What is it about “It’s all good” that makes me think bad thoughts? Especially about the speaker? Makes me shudder like dragging fingernails on a blackboard. This is a current hipster idiom drawn I believe from 90’s hip hop which has been, like popular music throughout the ages, a fount of neologisms, some artful and lasting, some more contrived or, for whatever reason, dated, so that the only appropriate use of them is in the ironic sense (“far out”).

Pop music born neologisms get appropriated across communities of young people if these new words and phrases are found to be clever or if the artful use provides some sort of elite status, i.e., makes you seem “cool.” Some neologisms even get picked up by older generations and while young people may object in this instance, so what? The evolution of the language requires artistic talent and we elders appreciate it when it’s elegant and clever. I, for example, have always liked the use of “down” to suggest approval . . . though I use it judiciously. I’m not 28 after all (and for all I know “down” may be down and out now).

“It’s all good.”

No. It’s not. I hear this faux-Zen expression usually in response to someone’s apology for some small transgression. An elevator passenger asks me to press "5." I press "4" by mistake and I apologize. “It’s all good,” says the seemingly blissed out fellow passenger.

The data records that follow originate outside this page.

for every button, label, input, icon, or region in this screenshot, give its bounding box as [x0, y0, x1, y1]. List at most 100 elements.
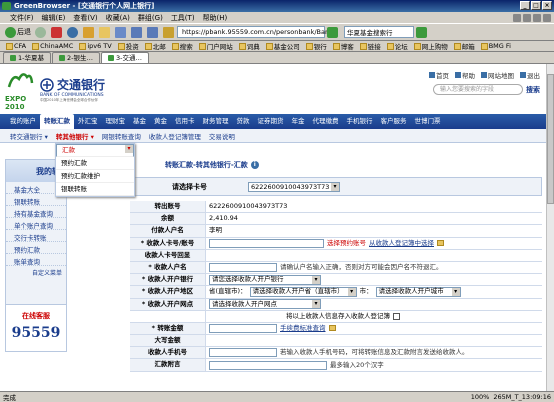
home-icon[interactable] [543, 13, 551, 22]
link-logout[interactable]: 退出 [520, 70, 540, 80]
menu-edit[interactable]: 编辑(E) [38, 13, 70, 23]
fav-item[interactable]: 邮箱 [451, 41, 478, 51]
search-engine-box[interactable]: 华夏基金搜索行 [344, 26, 414, 38]
subnav-other-bank[interactable]: 转其他银行 ▾ [52, 131, 98, 141]
fav-item[interactable]: ChinaAMC [29, 42, 76, 50]
nav-mobile[interactable]: 手机银行 [343, 114, 377, 129]
menu-view[interactable]: 查看(V) [69, 13, 101, 23]
sidebar-item[interactable]: 交行卡转账 [6, 230, 66, 242]
home-button[interactable] [81, 25, 97, 40]
nav-transfer[interactable]: 转账汇款 [40, 114, 74, 129]
amount-input[interactable] [209, 323, 277, 333]
custom-menu-link[interactable]: 自定义菜单 [6, 266, 66, 277]
browser-tab-3[interactable]: 3-交通… [100, 52, 149, 63]
payee-mobile-input[interactable] [209, 348, 277, 358]
fav-item[interactable]: 网上购物 [411, 41, 451, 51]
fav-item[interactable]: ipv6 TV [76, 42, 114, 50]
sidebar-item[interactable]: 单个账户查询 [6, 218, 66, 230]
nav-forex[interactable]: 外汇宝 [74, 114, 102, 129]
fav-item[interactable]: 门户网站 [196, 41, 236, 51]
undo-button[interactable] [129, 25, 145, 40]
scrollbar-thumb[interactable] [547, 74, 554, 204]
online-service-banner[interactable]: 在线客服 95559 [5, 304, 67, 352]
menu-tools[interactable]: 工具(T) [167, 13, 199, 23]
go-button[interactable] [325, 25, 341, 40]
sidebar-item[interactable]: 账单查询 [6, 254, 66, 266]
fav-item[interactable]: 基金公司 [263, 41, 303, 51]
subnav-instructions[interactable]: 交易说明 [205, 131, 239, 141]
address-bar[interactable]: https://pbank.95559.com.cn/personbank/Ba… [177, 26, 333, 38]
payee-bank-select[interactable]: 请您选择收款人开户银行 [209, 274, 321, 285]
minimize-button[interactable]: _ [520, 1, 530, 10]
dropdown-item-remit[interactable]: 汇款 [56, 144, 134, 157]
payee-account-input[interactable] [209, 238, 324, 248]
nav-expo-tickets[interactable]: 世博门票 [411, 114, 445, 129]
refresh-icon[interactable] [523, 13, 531, 22]
dropdown-item-unionpay[interactable]: 银联转账 [56, 183, 134, 196]
payee-branch-select[interactable]: 请选择收款人开户网点 [209, 299, 321, 310]
link-home[interactable]: 首页 [429, 70, 449, 80]
browser-tab-2[interactable]: 2-银生… [51, 52, 100, 63]
fav-item[interactable]: 搜索 [169, 41, 196, 51]
nav-my-account[interactable]: 我的账户 [6, 114, 40, 129]
bank-logo[interactable]: 交通银行 BANK OF COMMUNICATIONS 中国2010年上海世博会… [40, 76, 150, 102]
subnav-payee-book[interactable]: 收款人登记簿管理 [145, 131, 205, 141]
nav-credit-card[interactable]: 信用卡 [171, 114, 199, 129]
redo-button[interactable] [145, 25, 161, 40]
subnav-transfer-query[interactable]: 网银转账查询 [98, 131, 145, 141]
payee-name-input[interactable] [209, 263, 277, 273]
menu-groups[interactable]: 群组(G) [134, 13, 167, 23]
nav-gold[interactable]: 黄金 [150, 114, 171, 129]
fav-item[interactable]: 北邮 [142, 41, 169, 51]
fav-item[interactable]: 论坛 [384, 41, 411, 51]
site-search-input[interactable]: 输入您要搜索的字段 [433, 84, 523, 95]
nav-funds[interactable]: 基金 [129, 114, 150, 129]
select-from-payee-book-link[interactable]: 从收款人登记簿中选择 [369, 238, 434, 249]
sidebar-item[interactable]: 预约汇款 [6, 242, 66, 254]
browser-tab-1[interactable]: 1-华夏基 [3, 52, 51, 63]
fav-item[interactable]: 投资 [115, 41, 142, 51]
lock-button[interactable] [161, 25, 177, 40]
nav-wealth[interactable]: 理财宝 [102, 114, 130, 129]
dropdown-item-scheduled-maint[interactable]: 预约汇款维护 [56, 170, 134, 183]
stop-button[interactable] [49, 25, 65, 40]
fee-standard-link[interactable]: 手续费标准查询 [280, 323, 326, 334]
subnav-bocom-transfer[interactable]: 转交通银行 ▾ [6, 131, 52, 141]
site-search-button[interactable]: 搜索 [526, 85, 540, 95]
nav-loans[interactable]: 贷款 [233, 114, 254, 129]
maximize-button[interactable]: □ [531, 1, 541, 10]
stop-icon[interactable] [533, 13, 541, 22]
search-go-button[interactable] [414, 25, 430, 40]
nav-annuity[interactable]: 年金 [288, 114, 309, 129]
payee-book-icon[interactable] [437, 240, 444, 247]
dropdown-item-scheduled[interactable]: 预约汇款 [56, 157, 134, 170]
link-help[interactable]: 帮助 [455, 70, 475, 80]
remark-input[interactable] [209, 360, 327, 370]
fav-item[interactable]: 银行 [303, 41, 330, 51]
history-button[interactable] [113, 25, 129, 40]
menu-file[interactable]: 文件(F) [6, 13, 38, 23]
nav-service[interactable]: 客户服务 [377, 114, 411, 129]
card-select[interactable]: 6222600910043973T73 [248, 181, 340, 192]
settings-icon[interactable] [513, 13, 521, 22]
fav-item[interactable]: 链接 [357, 41, 384, 51]
city-select[interactable]: 请选择收款人开户城市 [375, 286, 461, 297]
province-select[interactable]: 请选择收款人开户省（直辖市） [249, 286, 357, 297]
nav-bill-pay[interactable]: 代理缴费 [309, 114, 343, 129]
sidebar-item[interactable]: 持有基金查询 [6, 206, 66, 218]
fav-item[interactable]: 词典 [236, 41, 263, 51]
info-icon[interactable]: i [250, 161, 259, 169]
nav-finance[interactable]: 财务管理 [199, 114, 233, 129]
refresh-button[interactable] [65, 25, 81, 40]
vertical-scrollbar[interactable] [546, 64, 554, 391]
menu-favorites[interactable]: 收藏(A) [102, 13, 134, 23]
menu-help[interactable]: 帮助(H) [199, 13, 232, 23]
fav-item[interactable]: 博客 [330, 41, 357, 51]
back-button[interactable]: 后退 [3, 25, 33, 40]
zoom-level[interactable]: 100% [471, 393, 490, 401]
fee-info-icon[interactable] [328, 325, 336, 332]
link-sitemap[interactable]: 网站地图 [481, 70, 514, 80]
forward-button[interactable] [33, 25, 49, 40]
close-button[interactable]: × [542, 1, 552, 10]
save-payee-checkbox[interactable] [393, 312, 400, 320]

I shudder. Why? How’s it different from the tried and true, “Oh, that’s alright!”? Or the “Eh, fuhgeddaboutit”?

Because the more traditional responses come with a “Hey, I’ve been there, buddy” comaraderie and a smile, even a pat on the back at times, that binds the miscreant and the victim, such as they are, together in the human lot of comic frailty and error.

Whereas, by comparison, “It’s all good” gives off a mellower-than-thou, blithely hip affect that separates the parties involved as if to say, “You’re a fuck-up, but I’m so far above any possible inconvenience you could cause me that you must wish you could be as Zen as I am.” There’s no eye contact, no binding in the human comedy, no acceptance of the apology. No, it’s just Buddha-wannabe and loser. What’s more, it suggests a cosmic order, a determinism, that no one need get stressed about. So not only does it attempt to toss me into a caste of the ignorantly striving, but it also denies me my free will.

Just what does the “all” in “It’s all good” cover? How about if I steal your purse?

Yet this hipster non-chalance is such an obvious veneer – because I know in my heart of hearts that I can piss off anyone without much effort – that the person expressing the Panglossian idiocy of “It’s all good” comes off as mindless as a Haight Street stoner and, well, kind of small. And why? Because “It’s all good” means nothing more than that a person wants to say "It's all good" and seem blithely hip.